上官鳳綰明白了周霖的心思之後,在心裡暗罵了一聲“老狐狸”,然後暗示青竹開口……。
“城主大人,我家夫人是從京城來尋親的,可不是從鬆月國來的,”青竹揚聲說道。
“京城來的?”周霖上下打量了一下站在自己面前的三個姑娘,想着方纔沒有仔細看,只覺得三人姿色不錯,如今細細一看,發覺三人的氣勢各有不同,尤其是中間那位,顯得高深莫名,讓人心起忌憚。
“誰說奸細就是從鬆月國來的?爲了延城的安全,從哪裡來的都一樣,”周駿在自己父親遲疑的時候,囂張的反駁了一句,然後看着上官鳳綰三人道:“你們誰也別想離開城主府,就算鄭家人,也救不了你們!”
他看中的,誰敢帶走。
在延城,父親是皇帝,自己就是太子,誰敢違揹他的意願,他要人連小命都保不住。
鄭以欽見周家父子如此無恥,面色變了變,手背上連青筋都冒了出來,雙手更是緊握,像是極力忍住怒氣似的,身子都在顫抖……。
“你們不可以欺負她們,”鄭以欽出來擋住了周駿放肆的視線,怒氣衝衝的道。
“這個人傻不傻的?自己都自身難保了,還要當英雄,是不想要小命了嗎?”桃紅歪着頭,有些看不過眼的嘀咕着。
而青竹跟上官鳳綰則因爲桃紅的話而對視了一眼,兩人的眼裡都閃過一絲光芒,誰都沒有開口。
“什麼叫欺負?本少爺看中她們,那是她們的福氣,不信,你問問她們,”周駿見三人進來之後,一點慌亂都沒有,比那個鄭什麼少爺的還冷靜,就覺得她們是見到城主府的奢華,定然是不敢反駁了,所以纔會這麼跟鄭以欽說的。
“不會的,”鄭以欽不信的轉身望着身後的人,顫聲的問道:“你們……真的要留下嗎?”
“你有法子讓我們離開嗎?”這一次,上官鳳綰開口了,問出的話,卻直接戳中鄭以欽的弱點,讓他的面色變了變。

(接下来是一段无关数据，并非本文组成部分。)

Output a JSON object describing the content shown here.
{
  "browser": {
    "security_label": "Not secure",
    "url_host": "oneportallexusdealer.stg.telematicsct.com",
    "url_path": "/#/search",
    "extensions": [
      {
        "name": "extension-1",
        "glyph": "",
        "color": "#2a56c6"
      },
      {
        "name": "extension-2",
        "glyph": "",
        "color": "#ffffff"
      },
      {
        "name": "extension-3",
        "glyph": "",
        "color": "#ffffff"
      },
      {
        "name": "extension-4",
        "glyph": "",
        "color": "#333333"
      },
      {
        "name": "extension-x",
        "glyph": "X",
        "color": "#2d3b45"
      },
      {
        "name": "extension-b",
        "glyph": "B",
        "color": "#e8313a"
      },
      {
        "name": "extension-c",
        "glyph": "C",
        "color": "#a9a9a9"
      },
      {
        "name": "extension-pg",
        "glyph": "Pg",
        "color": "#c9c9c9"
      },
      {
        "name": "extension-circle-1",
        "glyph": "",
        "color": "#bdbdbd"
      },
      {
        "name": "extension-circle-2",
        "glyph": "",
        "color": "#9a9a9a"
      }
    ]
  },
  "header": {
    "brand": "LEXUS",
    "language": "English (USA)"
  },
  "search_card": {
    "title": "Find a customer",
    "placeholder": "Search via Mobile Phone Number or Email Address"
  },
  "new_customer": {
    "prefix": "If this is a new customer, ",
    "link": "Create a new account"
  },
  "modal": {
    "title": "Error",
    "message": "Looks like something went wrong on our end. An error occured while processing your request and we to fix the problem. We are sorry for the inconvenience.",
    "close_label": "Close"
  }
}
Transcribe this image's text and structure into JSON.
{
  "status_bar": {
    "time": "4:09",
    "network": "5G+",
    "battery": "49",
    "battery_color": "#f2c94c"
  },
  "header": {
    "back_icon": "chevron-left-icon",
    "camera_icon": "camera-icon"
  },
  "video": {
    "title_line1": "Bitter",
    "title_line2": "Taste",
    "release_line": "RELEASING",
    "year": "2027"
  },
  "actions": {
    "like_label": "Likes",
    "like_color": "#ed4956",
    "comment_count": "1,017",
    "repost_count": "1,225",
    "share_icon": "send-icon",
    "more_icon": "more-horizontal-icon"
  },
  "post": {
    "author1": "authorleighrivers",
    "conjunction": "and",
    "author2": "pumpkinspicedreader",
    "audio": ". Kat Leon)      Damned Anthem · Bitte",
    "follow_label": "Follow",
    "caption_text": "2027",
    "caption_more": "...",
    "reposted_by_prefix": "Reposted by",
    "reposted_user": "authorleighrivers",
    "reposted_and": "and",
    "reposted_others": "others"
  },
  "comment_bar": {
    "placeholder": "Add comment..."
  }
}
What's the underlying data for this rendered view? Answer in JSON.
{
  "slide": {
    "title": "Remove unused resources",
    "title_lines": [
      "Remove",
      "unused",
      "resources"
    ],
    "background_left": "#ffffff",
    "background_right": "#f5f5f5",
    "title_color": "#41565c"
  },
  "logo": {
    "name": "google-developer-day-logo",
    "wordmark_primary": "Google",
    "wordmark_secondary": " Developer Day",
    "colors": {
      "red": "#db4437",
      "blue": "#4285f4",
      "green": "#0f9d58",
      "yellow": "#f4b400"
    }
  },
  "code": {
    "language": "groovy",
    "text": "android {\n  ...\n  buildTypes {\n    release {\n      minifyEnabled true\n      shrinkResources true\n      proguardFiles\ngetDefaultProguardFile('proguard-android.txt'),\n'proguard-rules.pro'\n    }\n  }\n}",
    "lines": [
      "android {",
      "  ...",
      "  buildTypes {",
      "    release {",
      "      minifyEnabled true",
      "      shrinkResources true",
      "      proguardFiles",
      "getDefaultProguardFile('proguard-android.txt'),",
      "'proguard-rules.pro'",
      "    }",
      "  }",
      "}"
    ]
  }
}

“沒法子的話,我們就是想要離開,也走不了,不是嗎?”
“哈哈,還是你聰明,知道離不開還掙扎,那是自取其辱,”周駿見人家不給鄭以欽面子,心情好了很多。
鄭以欽的面色變了變,卻最終什麼話都沒有說。
“自取其辱?”上官鳳綰眉頭一挑,面露高深的笑容,話中有話的道:“但願城主真的如你家公子所說的一樣,在延城,能一手遮天……,”
周霖不是周駿,能坐上延城城主之位,靠的是手段跟謀略,所以一聽到眼前的人如此說,心就不由的跳了一下,有些不穩了。
“你這話是什麼意思?”不懼怕一城之主的,到底憑的什麼底氣?連鄭以欽都因爲自己的話而不敢太過放肆了,而她一個婦人,能有什麼可傲的?
“沒什麼意思,”上官鳳綰在周家父子等人不可思議的眼神下,往一邊的椅子走去,挑了一張,隨意的坐下之後,輕笑道:“只是有點累了,坐着看看城主是否真的留的住人,也想知道一下,得罪了城主的公子,能不能在延城好好的活着,”
青竹的眼皮跳了一下,覺得夫人此刻的樣子好威武,可爲什麼她的心跳的那麼快呢?
夫人此刻的樣子,臉上寫的就是唯恐不亂,也不知道將軍跟城主鬧起來,到底誰會輸。
周駿跟周霖父子倆看到上官鳳綰如此樣子,不禁愣住了。
“你到底是什麼人?”周霖率先回過神來,厲聲質問道。
“呵呵,你兒子不是說我是奸細嗎?”上官鳳綰不爲所動的反駁道。
周駿見父親面色陰沉,好像有點舉棋不定,就湊到一邊出注意道:“父親,不管她什麼身份,只要留在城主府,成爲兒子的人後,管她是誰,她就是兒子的女人,”到了延城,他就是天,看誰敢在延城鬧騰。